A wildly popular yet controversial dietary supplement is made from the berries of which of these palm trees?

  1. Pindo Palm

  2. Saw Palmetto

  3. Jelly Palm

  4. Snake Palm

Saw palmetto berries

The answer is B.

Saw palmetto (Serenoa repens) produces berries that have been used by Native Americans to make medicine since the early 1900s. The berries are believed by many to treat everything from urinary tract issues to chronic cough. Today it is easily obtained in supplement form and used primarily to treat non-cancerous enlargement of the prostate. The evidence is anything but overwhelming, yet the demand driven by the highly profitable supplement industry has caused overharvesting, and thus the designation of the saw palmetto as “commercially exploited.” It is now illegal to pick saw palmetto berries in the wild in Florida and even private property owners must have a permit to harvest and sell them.


All palm trees are evergreen.

  1. True

  2. False

The answer is A.

Unlike deciduous trees which lose their leaves for part of the year, palm trees do not. They do shed foliage, but this is not associated with any particular season, and they continue to grow new green foliage year-round. This should be confused with trees we typically consider “evergreens” or more accurately coniferous species, such as pine trees, with which palms share nothing in common.
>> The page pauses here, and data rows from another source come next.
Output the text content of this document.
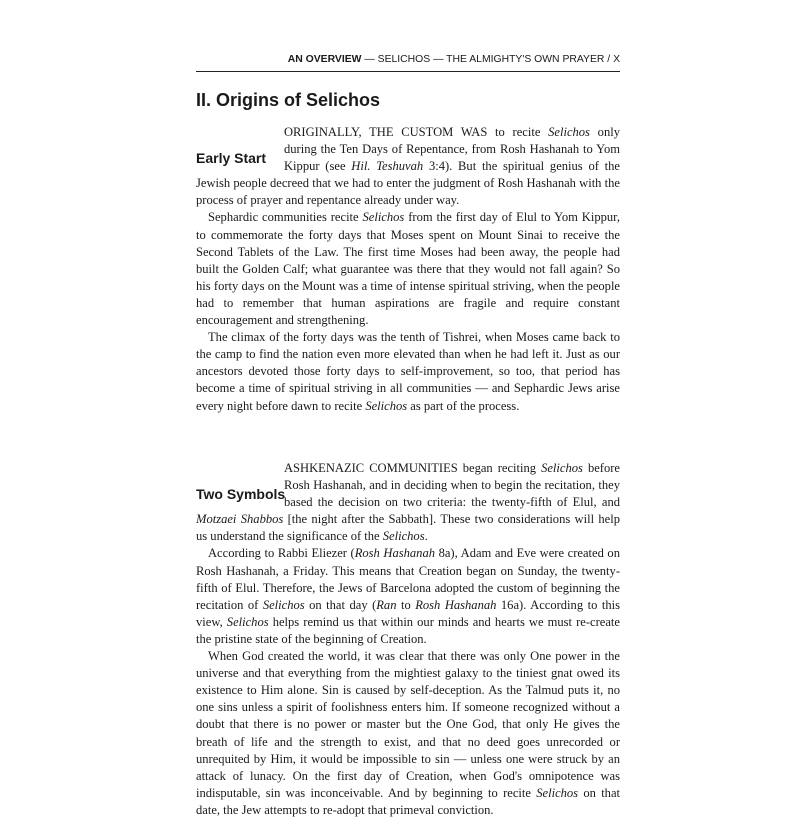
AN OVERVIEW — SELICHOS — THE ALMIGHTY'S OWN PRAYER / X
II. Origins of Selichos
Early Start

ORIGINALLY, THE CUSTOM WAS to recite Selichos only during the Ten Days of Repentance, from Rosh Hashanah to Yom Kippur (see Hil. Teshuvah 3:4). But the spiritual genius of the Jewish people decreed that we had to enter the judgment of Rosh Hashanah with the process of prayer and repentance already under way.

Sephardic communities recite Selichos from the first day of Elul to Yom Kippur, to commemorate the forty days that Moses spent on Mount Sinai to receive the Second Tablets of the Law. The first time Moses had been away, the people had built the Golden Calf; what guarantee was there that they would not fall again? So his forty days on the Mount was a time of intense spiritual striving, when the people had to remember that human aspirations are fragile and require constant encouragement and strengthening.

The climax of the forty days was the tenth of Tishrei, when Moses came back to the camp to find the nation even more elevated than when he had left it. Just as our ancestors devoted those forty days to self-improvement, so too, that period has become a time of spiritual striving in all communities — and Sephardic Jews arise every night before dawn to recite Selichos as part of the process.

Two Symbols

ASHKENAZIC COMMUNITIES began reciting Selichos before Rosh Hashanah, and in deciding when to begin the recitation, they based the decision on two criteria: the twenty-fifth of Elul, and Motzaei Shabbos [the night after the Sabbath]. These two considerations will help us understand the significance of the Selichos.

According to Rabbi Eliezer (Rosh Hashanah 8a), Adam and Eve were created on Rosh Hashanah, a Friday. This means that Creation began on Sunday, the twenty-fifth of Elul. Therefore, the Jews of Barcelona adopted the custom of beginning the recitation of Selichos on that day (Ran to Rosh Hashanah 16a). According to this view, Selichos helps remind us that within our minds and hearts we must re-create the pristine state of the beginning of Creation.

When God created the world, it was clear that there was only One power in the universe and that everything from the mightiest galaxy to the tiniest gnat owed its existence to Him alone. Sin is caused by self-deception. As the Talmud puts it, no one sins unless a spirit of foolishness enters him. If someone recognized without a doubt that there is no power or master but the One God, that only He gives the breath of life and the strength to exist, and that no deed goes unrecorded or unrequited by Him, it would be impossible to sin — unless one were struck by an attack of lunacy. On the first day of Creation, when God's omnipotence was indisputable, sin was inconceivable. And by beginning to recite Selichos on that date, the Jew attempts to re-adopt that primeval conviction.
Palm trees are not really trees. They belong to the same plant class as:

  1. Cactus

  2. Grass

  3. Shrubs

  4. Succulent

Saw Palmetto

The answer is B.

Palms are more closely related to grass as they belong to the same class known as monocots. At first glance palms may not appear to share much in common with grass but closer inspection reveals some interesting observations. Monocots, unlike dicots, grow from a single cotyledon, which is basically a seed embryo. Look closely at a palm leaf (frond) and you will notice that its veins start from the leaf base and move parallel across the leaf’s length, much like a blade of grass. Palms, like grasses, also have broad and shallow root systems. Genetically speaking, palms have little in common with trees. They do not produce wood or bark and do not form rings as they grow. In fact, the “trunk” of a palm is actually a stem made of fibrous tissue.